作品の全体的な感想としては、良い意味でも悪い意味でも自意識を欠いた作品だったというところだろうか。ストーリー的には魅せる要素は全くなく、世にも奇妙な物語(しかも最近)の方がまだ脚本がしっかりしてさえいる。2話目の『GAMBO』なんかはもうかなりやばくて、内容が幼女+淫獣+妊娠だとか、それエロ漫画で何千回やられた(同人では実にその倍々!※1)ネタだよ……、とかツッコミたくなってしまうほどだった。だが、自意識を欠いているが故に、この作品には制作者側のフェティシズムが存分に盛り込まれ、それが作品の魅力にもなっているのである。特に2話目の『火要鎮(ひのようじん)』と4話目の『武器よさらば』はそのフェティシズムの塊だといえる。
大友克洋が監督を務めた『火要鎮』は、日本の浮世絵とアニメを極限にまで融合させた一品であり、内容は全くないのだが、とにかく純粋に「絵が動く」面白さ、美しさには思わず深いため息を漏らさずにはいられない。細部にまで油断なく動く登場人物たち、鼻が低く目の細くて小さい純日本的な顔立ちの女性も色艶やかで、ネットなどでは「なぜ日本のアニメのキャラクターは白人ばかりなのか」という海外からの指摘があるが、そんな雑音も本作の前では沈黙せざるをえないだろう。また4話目の『武器よさらば』では、この監督は本当にメカを描いて動かすのがたまらなく好きなんだなぁと感心するほどに、とにかくメカの描写に愛が溢れている。人の「大好き!」が集まればここまでのものになるのかと、ここでもまたため息を漏らさずにはいられなかった。オチは題名から中盤で予想がつくが、この作品の楽しむべきところはその描写であり決して内容ではないので、そこもまた重要とはいえないだろう。
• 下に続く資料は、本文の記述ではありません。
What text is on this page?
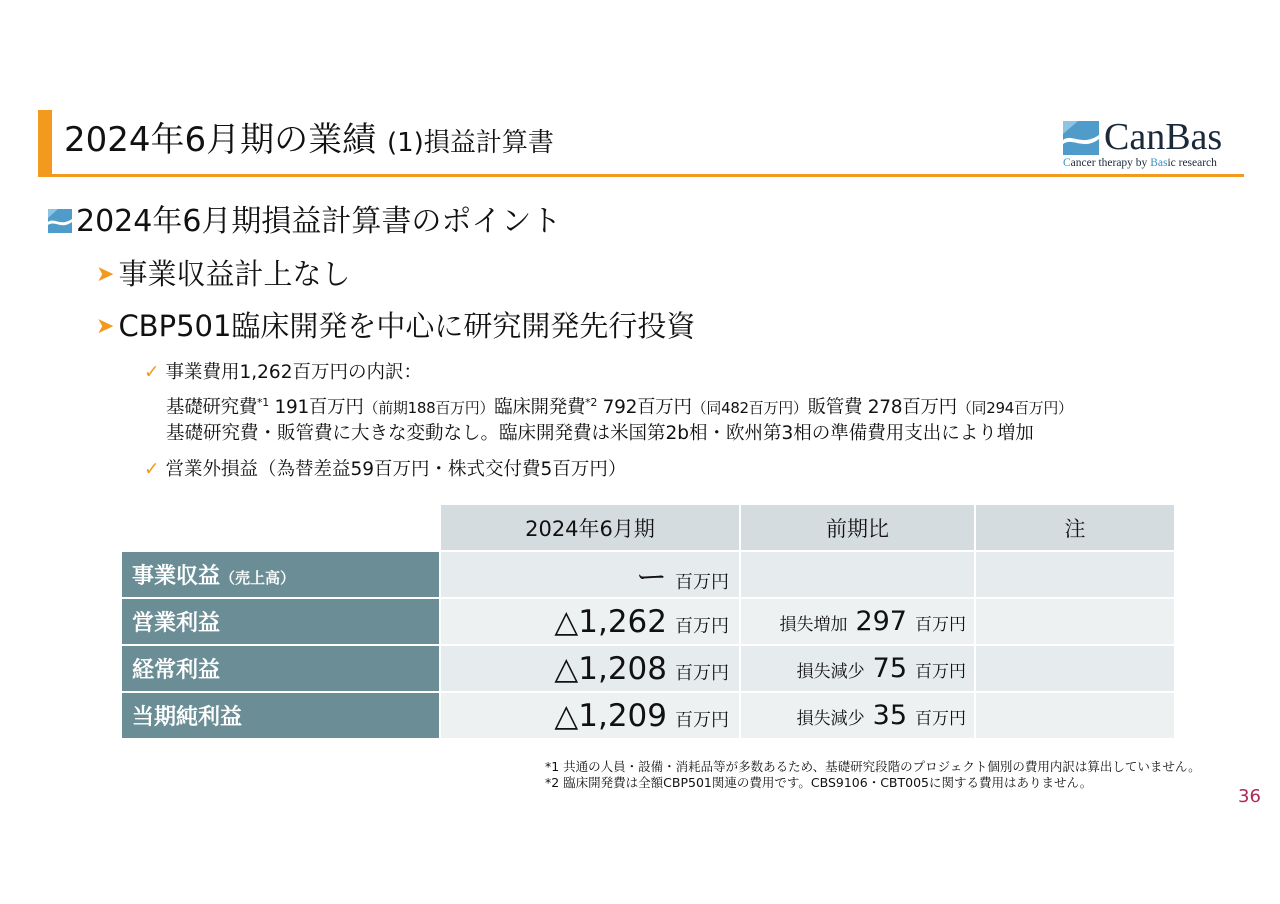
2024年6月期の業績 (1)損益計算書	CanBas
Cancer therapy by Basic research
2024年6月期損益計算書のポイント
➤ 事業収益計上なし
➤ CBP501臨床開発を中心に研究開発先行投資
✓ 事業費用1,262百万円の内訳：
基礎研究費$^{*1}$ 191百万円（前期188百万円）臨床開発費$^{*2}$ 792百万円（同482百万円）販管費 278百万円（同294百万円）
基礎研究費・販管費に大きな変動なし。臨床開発費は米国第2b相・欧州第3相の準備費用支出により増加
✓ 営業外損益（為替差益59百万円・株式交付費5百万円）
	2024年6月期	前期比	注
事業収益（売上高）	ー 百万円		
営業利益	△1,262 百万円	損失増加 297 百万円	
経常利益	△1,208 百万円	損失減少 75 百万円	
当期純利益	△1,209 百万円	損失減少 35 百万円	
*1 共通の人員・設備・消耗品等が多数あるため、基礎研究段階のプロジェクト個別の費用内訳は算出していません。
*2 臨床開発費は全額CBP501関連の費用です。CBS9106・CBT005に関する費用はありません。
36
あくまでこれは「アニメ」を楽しむ作品であって、もし貴方が「アニメ映画」を期待して劇場に足を運ぶと悪い意味で期待を裏切られることになってしまうだろう。客を意識した作品ならば圧倒的にピクサー映画の方が優れているし、そういう作品をお望みならば公開中の『モンスターズ・ユニバーシティ』を観に行った方が損はしない。しかし、この『SHORT PEACE』はそんなピクサーのスタッフたちが鑑賞した後に、「俺たちにゃこんなの作れねぇよ……」と脱帽するであろう作品なのである※2。あらゆる不純物を排した、純度の高い「アニメ」をスクリーンで鑑賞してみるというのもまた一興なのではないだろうか。……まぁ隣の外国人寝てたけどな!
※1 偏見です
※2 妄想です
アニメの力
色んな見せ方があり面白い、大友克洋さんの新たな世界を見れて良かった。
オープニングからアニメの世界に引き込まれ、一つ一つの作品がテンポ良く展開された。
どれも短い間ながらとても見応えあるものに仕上がっていた。